Numerous buyers have expressed “strong interest” in divisions making aluminates, admixtures, mortars and paints, Chief Executive Officer Frederic Lemoine said at a conference in Paris today. One of the divisions will be sold if an acceptable offer is made, he said.

Wendel, based in Paris, bought Materis for about 2 billion euros ($2.6 billion) in 2006, with lenders led by agent BNP Paribas SA providing about 1.97 billion euros of loans, according to data compiled by Bloomberg. Materis’s 1.84 billion-euro of senior loans are maturing from April 2013 to 2016. Wendel is seeking to push back 2013 and 2014 payments, and some “Anglo-Saxon” creditors are asking for unacceptable terms, Lemoine said.

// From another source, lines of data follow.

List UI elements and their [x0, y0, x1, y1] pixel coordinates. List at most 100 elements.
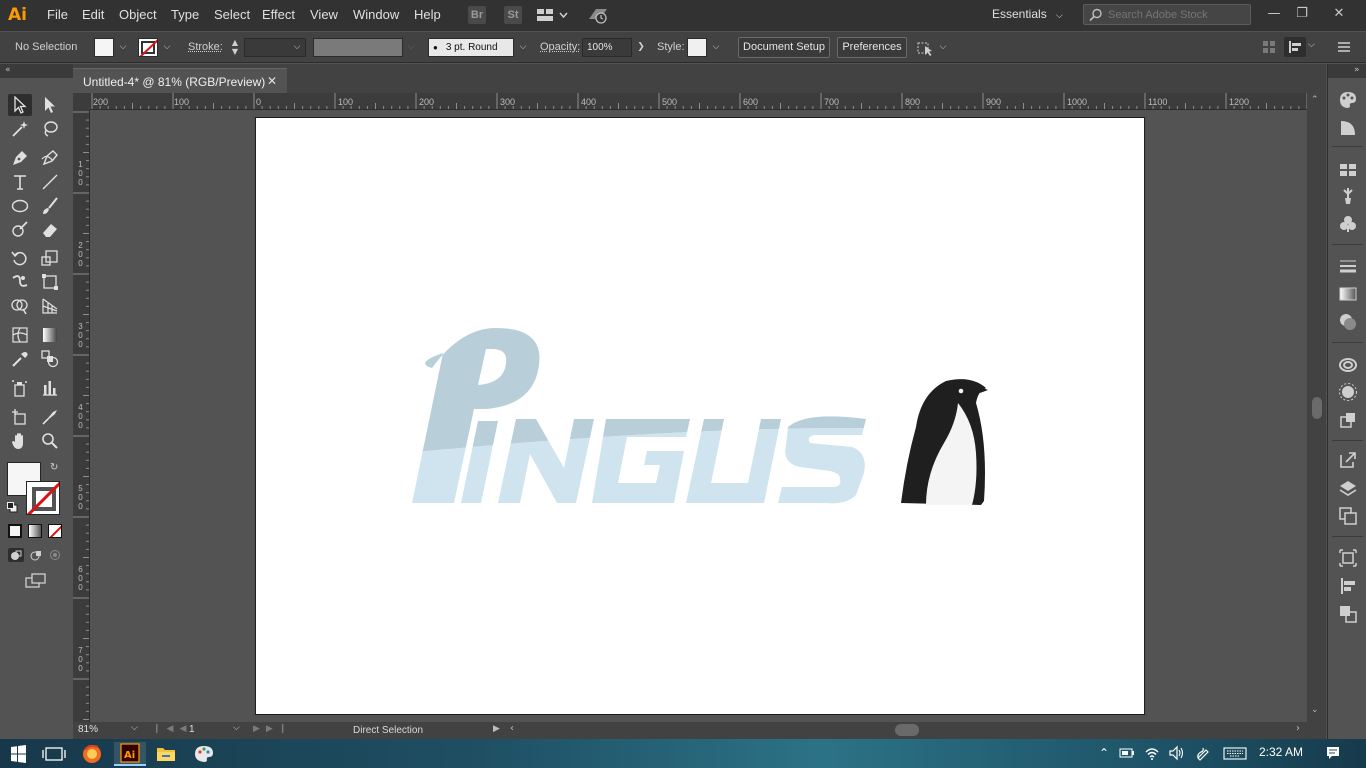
stroke-panel-icon[interactable] — [1338, 256, 1358, 276]
chevron-down-icon[interactable]: ⌵ — [233, 723, 240, 733]
document-setup-button[interactable]: Document Setup — [738, 37, 830, 58]
close-icon[interactable]: ✕ — [267, 74, 277, 88]
eraser-tool[interactable] — [38, 219, 62, 241]
artboard[interactable] — [255, 117, 1145, 715]
illustrator-taskbar-icon[interactable]: Ai — [114, 742, 146, 766]
menu-effect[interactable]: Effect — [262, 7, 295, 23]
line-segment-tool[interactable] — [38, 171, 62, 193]
stroke-swatch[interactable] — [138, 38, 158, 57]
color-guide-icon[interactable] — [1338, 118, 1358, 138]
scroll-down-icon[interactable]: ⌄ — [1311, 705, 1319, 715]
opacity-field[interactable]: 100% — [582, 38, 632, 57]
stroke-color-swatch[interactable] — [26, 481, 60, 515]
canvas[interactable] — [90, 110, 1307, 722]
symbols-icon[interactable] — [1338, 214, 1358, 234]
ellipse-tool[interactable] — [8, 195, 32, 217]
menu-type[interactable]: Type — [171, 7, 199, 23]
chevron-down-icon[interactable]: ⌵ — [290, 39, 304, 55]
isolate-icon[interactable] — [1262, 40, 1276, 54]
graphic-styles-icon[interactable] — [1338, 410, 1358, 430]
document-tab[interactable]: Untitled-4* @ 81% (RGB/Preview) ✕ — [73, 68, 287, 93]
rotate-tool[interactable] — [8, 247, 32, 269]
arrange-documents-icon[interactable] — [536, 7, 568, 23]
vertical-ruler[interactable]: 1 0 0 2 0 0 3 0 0 4 0 0 5 0 0 6 0 0 7 0 … — [73, 110, 90, 722]
shaper-tool[interactable] — [8, 219, 32, 241]
volume-icon[interactable] — [1168, 745, 1184, 761]
close-window-button[interactable]: ✕ — [1327, 4, 1351, 24]
draw-inside-icon[interactable] — [48, 548, 64, 562]
brushes-icon[interactable] — [1338, 186, 1358, 206]
direct-selection-tool[interactable] — [38, 94, 62, 116]
collapse-panel-icon[interactable]: « — [5, 65, 11, 75]
taskbar-clock[interactable]: 2:32 AM — [1259, 745, 1303, 759]
chevron-down-icon[interactable]: ⌵ — [936, 39, 950, 55]
chevron-down-icon[interactable]: ⌵ — [160, 39, 174, 55]
horizontal-ruler[interactable]: 200 100 0 100 200 300 400 500 600 700 80… — [90, 93, 1307, 110]
horizontal-scroll-thumb[interactable] — [895, 724, 919, 736]
panel-menu-icon[interactable] — [1336, 40, 1352, 54]
free-transform-tool[interactable] — [38, 271, 62, 293]
align-panel-icon[interactable] — [1338, 576, 1358, 596]
status-menu-icon[interactable]: ▶ — [493, 724, 500, 734]
firefox-icon[interactable] — [76, 742, 108, 766]
artboard-next-buttons[interactable]: ▶▶❙ — [253, 724, 292, 734]
chevron-down-icon[interactable]: ⌵ — [131, 723, 138, 733]
gradient-tool[interactable] — [38, 324, 62, 346]
artboard-tool[interactable] — [8, 406, 32, 428]
color-palette-icon[interactable] — [1338, 90, 1358, 110]
chevron-down-icon[interactable]: ⌵ — [516, 39, 530, 55]
chevron-right-icon[interactable]: ❯ — [634, 39, 648, 55]
gradient-mode-button[interactable] — [28, 524, 42, 538]
graphic-style-swatch[interactable] — [687, 38, 707, 57]
draw-normal-icon[interactable] — [8, 548, 24, 562]
variable-width-profile[interactable] — [313, 38, 403, 57]
pathfinder-icon[interactable] — [1338, 604, 1358, 624]
draw-behind-icon[interactable] — [28, 548, 44, 562]
layers-icon[interactable] — [1338, 478, 1358, 498]
menu-file[interactable]: File — [47, 7, 68, 23]
menu-edit[interactable]: Edit — [82, 7, 104, 23]
file-explorer-icon[interactable] — [150, 742, 182, 766]
chevron-down-icon[interactable]: ⌵ — [709, 39, 723, 55]
menu-object[interactable]: Object — [119, 7, 157, 23]
ruler-origin[interactable] — [73, 93, 90, 110]
fill-swatch[interactable] — [94, 38, 114, 57]
search-input[interactable] — [1108, 9, 1248, 21]
zoom-tool[interactable] — [38, 430, 62, 452]
select-similar-icon[interactable] — [916, 40, 934, 56]
chevron-down-icon[interactable]: ⌵ — [404, 39, 418, 55]
selection-tool[interactable] — [8, 94, 32, 116]
export-icon[interactable] — [1338, 450, 1358, 470]
gpu-performance-icon[interactable] — [587, 5, 609, 25]
mesh-tool[interactable] — [8, 324, 32, 346]
transform-icon[interactable] — [1338, 548, 1358, 568]
scroll-thumb[interactable] — [1312, 397, 1322, 419]
artboards-icon[interactable] — [1338, 506, 1358, 526]
chevron-up-icon[interactable]: ⌃ — [1096, 745, 1112, 761]
warp-tool[interactable] — [8, 271, 32, 293]
gradient-panel-icon[interactable] — [1338, 284, 1358, 304]
scroll-right-icon[interactable]: › — [1296, 723, 1300, 734]
blend-tool[interactable] — [38, 348, 62, 370]
none-mode-button[interactable] — [48, 524, 62, 538]
stock-icon[interactable]: St — [504, 6, 522, 24]
align-icon[interactable] — [1284, 37, 1306, 57]
panel-menu-icon[interactable]: ⌵ — [1308, 40, 1322, 54]
task-view-icon[interactable] — [38, 742, 70, 766]
scroll-up-icon[interactable]: ⌃ — [1311, 95, 1319, 105]
keyboard-icon[interactable] — [1223, 745, 1247, 761]
chevron-down-icon[interactable]: ⌵ — [116, 39, 130, 55]
brush-definition[interactable]: ● 3 pt. Round — [428, 38, 514, 57]
swatches-icon[interactable] — [1338, 160, 1358, 180]
swap-colors-icon[interactable]: ↻ — [50, 462, 62, 474]
default-colors-icon[interactable] — [7, 502, 18, 513]
expand-panels-icon[interactable]: » — [1354, 65, 1360, 75]
artboard-number-field[interactable]: 1 — [189, 724, 231, 738]
wifi-icon[interactable] — [1144, 745, 1160, 761]
minimize-button[interactable]: — — [1262, 4, 1286, 24]
restore-button[interactable]: ❐ — [1290, 4, 1314, 24]
magic-wand-tool[interactable] — [8, 118, 32, 140]
action-center-icon[interactable] — [1325, 745, 1341, 761]
menu-help[interactable]: Help — [414, 7, 441, 23]
battery-icon[interactable] — [1119, 745, 1135, 761]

“We can’t accept their requirement to live off the beast and take all the money generated by Materis,” the Wendel CEO said.

Creditors representing about 75 percent of Materis debt are ready to participate in the debt rescheduling proposed by Wendel, which will add extra cost for Materis, Lemoine said. That level of acceptance isn’t enough to “ensure a safe functioning of Materis in coming quarters,” Bernard Gautier, a Wendel board member, said today.

“We’re trying to raise that percentage. Some creditors have set an acceptance rate of 80 percent and more” to participate, Gautier said.

Materis’s earnings before interest, taxes, depreciation and amortization rose 3.5 percent in 2011 to 259.4 million euros as sales climbed 9.3 percent. Sales rose 4 percent like-for-like in the first two months of 2012, and the paints unit can “strongly” improve its margins, Lemoine said.

There’s no need for Wendel to re-inject money in a growing company, Lemoine said.